The dealership should have a Contract of Sale for the Sold Notes, and make copies of the relevant contract paperwork for the RFC to have as it’s records. These records must be maintained separately from the dealership. Remember that the IRS requires the dealer to deal with the RFC on an  “arm’s length” relationship. Treat the RFC the way you would treat any third-party Finance company buying your notes.

The NIADA published a guide that uses information from an IRS Field Guide the IRS Agents use to audit a car dealership with an RFC.

There are many rules and conditions to having an RFC. Loss of recognition of your RFC can lead to an assessment on the claimed losses, and potential penalties. Add to that the money already spent setting it up and maintaining it, and the dealer can be out a lot more than if he had not bothered with it in the first place.

An RFC is not a simple thing, nor is it to be entered into lightly. It *can* be used to defer taxes on profits, but should be dealt with as that. It is not a tax dodge.

Once again, consult with an experienced CPA and an attorney before taking this on.


The NIADA analytics for 2015 had some interesting statistics.

By and large, BHPH dealers are spending more on cars, and getting less down. A quick comparison to just 4 years ago(2012) shows that the average BHPH unit cost is up almost $1400. At the same time, the average down payment is down by about $125.

The good news is that average percent of accounts past due from 2012 to 2015 slipped from 28.6% to 17.6%, a significant drop of eleven percent.
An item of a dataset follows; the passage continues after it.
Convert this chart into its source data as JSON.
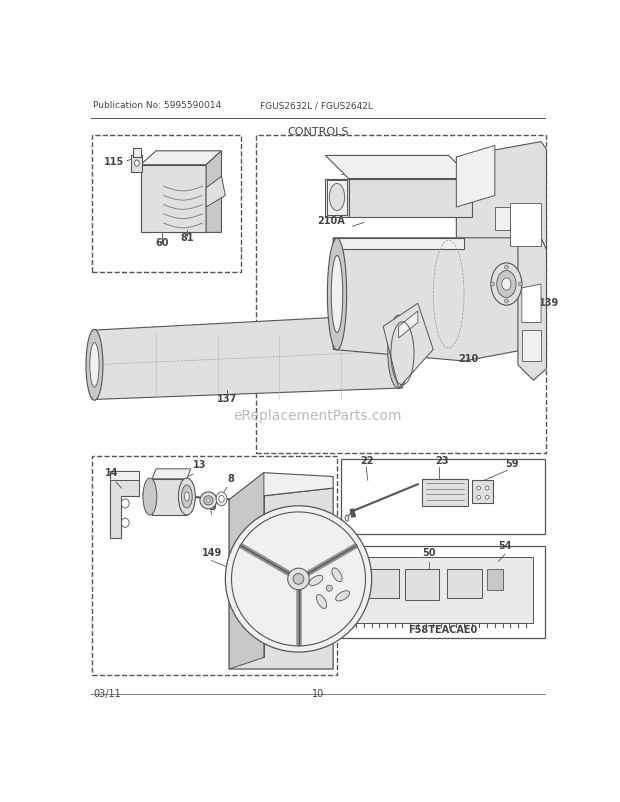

However, reflecting the higher costs as mentioned above, the average charge off per vehicle is up by $800. Bad debt as a percentage of sales climbed from 18% in that timeline to 25%.

Here’s the meat of this matter: Even though there are less past due accounts, dealers have higher bad debt ratios. This could simply mean that you are repossessing or managing the receivables more.
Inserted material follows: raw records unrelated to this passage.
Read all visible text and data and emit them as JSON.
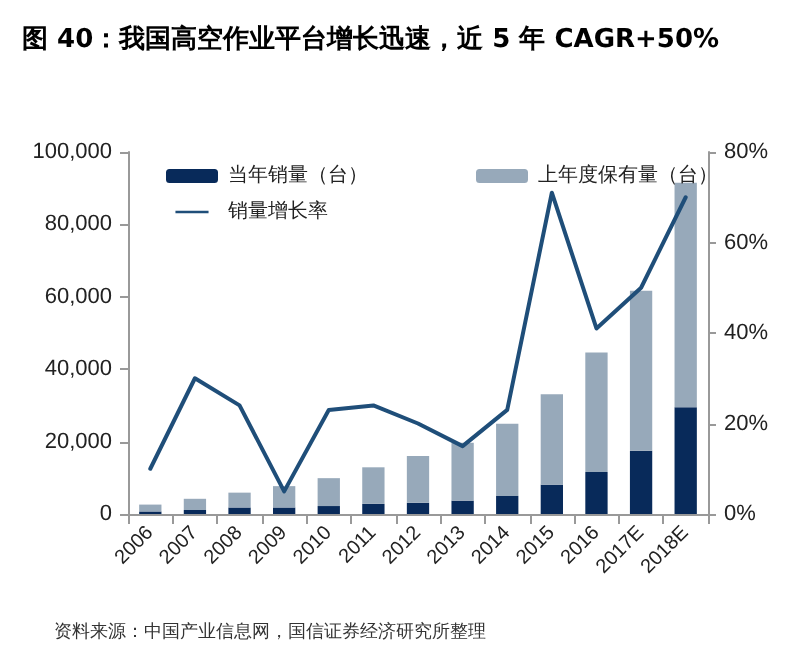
{
  "chart_data": {
    "type": "bar",
    "title": "图 40：我国高空作业平台增长迅速，近 5 年 CAGR+50%",
    "stacked": true,
    "categories": [
      "2006",
      "2007",
      "2008",
      "2009",
      "2010",
      "2011",
      "2012",
      "2013",
      "2014",
      "2015",
      "2016",
      "2017E",
      "2018E"
    ],
    "series": [
      {
        "name": "当年销量（台）",
        "color": "#082a5a",
        "values": [
          700,
          1100,
          1800,
          1800,
          2200,
          2800,
          3100,
          3700,
          5000,
          8100,
          11600,
          17500,
          29500
        ]
      },
      {
        "name": "上年度保有量（台）",
        "color": "#97a9ba",
        "values": [
          1900,
          3100,
          4100,
          5900,
          7700,
          10100,
          12900,
          16000,
          19900,
          25000,
          33000,
          44200,
          62000
        ]
      },
      {
        "name": "销量增长率",
        "type": "line",
        "axis": "y2",
        "color": "#1f4e79",
        "marker": "none",
        "values": [
          10,
          30,
          24,
          5,
          23,
          24,
          20,
          15,
          23,
          71,
          41,
          50,
          70
        ]
      }
    ],
    "ylim": [
      0,
      100000
    ],
    "yticks": [
      0,
      {
        "value": 20000,
        "label": "20,000"
      },
      {
        "value": 40000,
        "label": "40,000"
      },
      {
        "value": 60000,
        "label": "60,000"
      },
      {
        "value": 80000,
        "label": "80,000"
      },
      {
        "value": 100000,
        "label": "100,000"
      }
    ],
    "y2lim": [
      0,
      80
    ],
    "y2ticks": [
      {
        "value": 0,
        "label": "0%"
      },
      {
        "value": 20,
        "label": "20%"
      },
      {
        "value": 40,
        "label": "40%"
      },
      {
        "value": 60,
        "label": "60%"
      },
      {
        "value": 80,
        "label": "80%"
      }
    ],
    "grid": false,
    "legend": "top",
    "annotations": [
      "资料来源：中国产业信息网，国信证券经济研究所整理"
    ]
  }
}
Are you in the Sub-prime business? Most say yes, but analyze your average credit score. Experian Scorex puts sub-prime at credit scores between 550-619. Anything below 550 is considered Deep Subprime.

What “business” you are in should be a determining factor as to how you manage it.
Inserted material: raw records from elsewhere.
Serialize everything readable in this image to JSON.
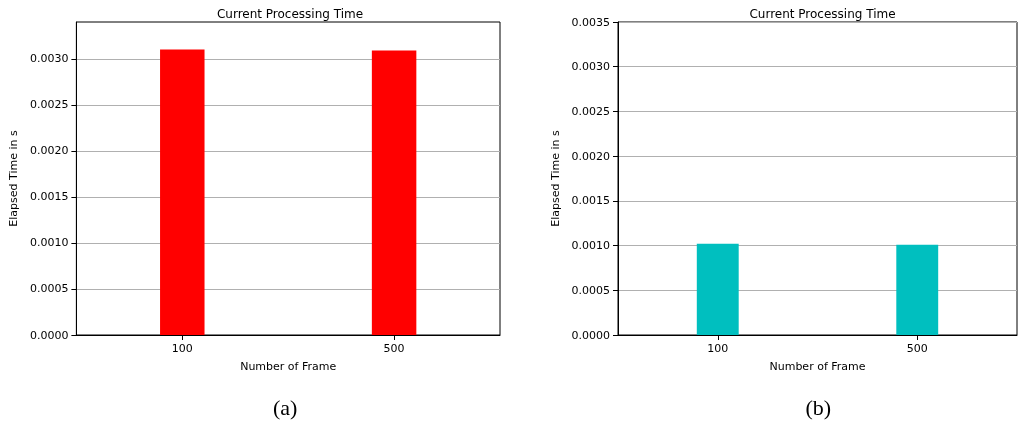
{
  "chart_data": [
    {
      "type": "bar",
      "title": "Current Processing Time",
      "xlabel": "Number of Frame",
      "ylabel": "Elapsed Time in s",
      "categories": [
        "100",
        "500"
      ],
      "values": [
        0.0031,
        0.00309
      ],
      "color": "#ff0000",
      "ylim": [
        0,
        0.0034
      ],
      "yticks": [
        {
          "value": 0,
          "label": "0.0000"
        },
        {
          "value": 0.0005,
          "label": "0.0005"
        },
        {
          "value": 0.001,
          "label": "0.0010"
        },
        {
          "value": 0.0015,
          "label": "0.0015"
        },
        {
          "value": 0.002,
          "label": "0.0020"
        },
        {
          "value": 0.0025,
          "label": "0.0025"
        },
        {
          "value": 0.003,
          "label": "0.0030"
        }
      ],
      "grid": "y",
      "annotations": [
        "(a)"
      ]
    },
    {
      "type": "bar",
      "title": "Current Processing Time",
      "xlabel": "Number of Frame",
      "ylabel": "Elapsed Time in s",
      "categories": [
        "100",
        "500"
      ],
      "values": [
        0.00102,
        0.00101
      ],
      "color": "#00bfbf",
      "ylim": [
        0,
        0.0035
      ],
      "yticks": [
        {
          "value": 0,
          "label": "0.0000"
        },
        {
          "value": 0.0005,
          "label": "0.0005"
        },
        {
          "value": 0.001,
          "label": "0.0010"
        },
        {
          "value": 0.0015,
          "label": "0.0015"
        },
        {
          "value": 0.002,
          "label": "0.0020"
        },
        {
          "value": 0.0025,
          "label": "0.0025"
        },
        {
          "value": 0.003,
          "label": "0.0030"
        },
        {
          "value": 0.0035,
          "label": "0.0035"
        }
      ],
      "grid": "y",
      "annotations": [
        "(b)"
      ]
    }
  ]
}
The deeper into subprime you get, the worse your collections will be. This is just simply the nature of it. People don’t have poor credit because they pay on time. Understanding and accepting this is part of the deal. The trick is how to work with them.

We said it before, you can’t just look at the score, you have to look at what makes up the score.

I’ve heard so many dealers complain bitterly about 50-60% collection ratios, but the same dealers are the ones with “Everybody Rides” posted out front in huge letters. I’m not saying you can’t have expectations, but again, you have to temper the expectations based on the customer.

I am a firm believer in working with people instead of screaming at them or threatening them.  If you tell them a car is going to cost $500 a month, and they hesitate, then take that as a cue to ask more questions. Ask yourself, can I accept $425 for 42 months instead of $500 for 36 months?

Point is, find out what works for the people you have chosen to do business with. Ask. Large companies spend huge amounts of money targeting their bases. They take the demographics and desires, and retool advertising and stock to meet the needs and wants of the chosen base. There are so many BHPH dealers out there who simply stumble on the business, but make no real effort to determine what business they are in. This is a major reason why so many BHPH lots are here today and gone tomorrow.

If you realize you are in the wrong business, then it’s worth a little money to remake that business into the niche you want it to be, because you will profit rather than spend a few years losing money until you are bankrupt.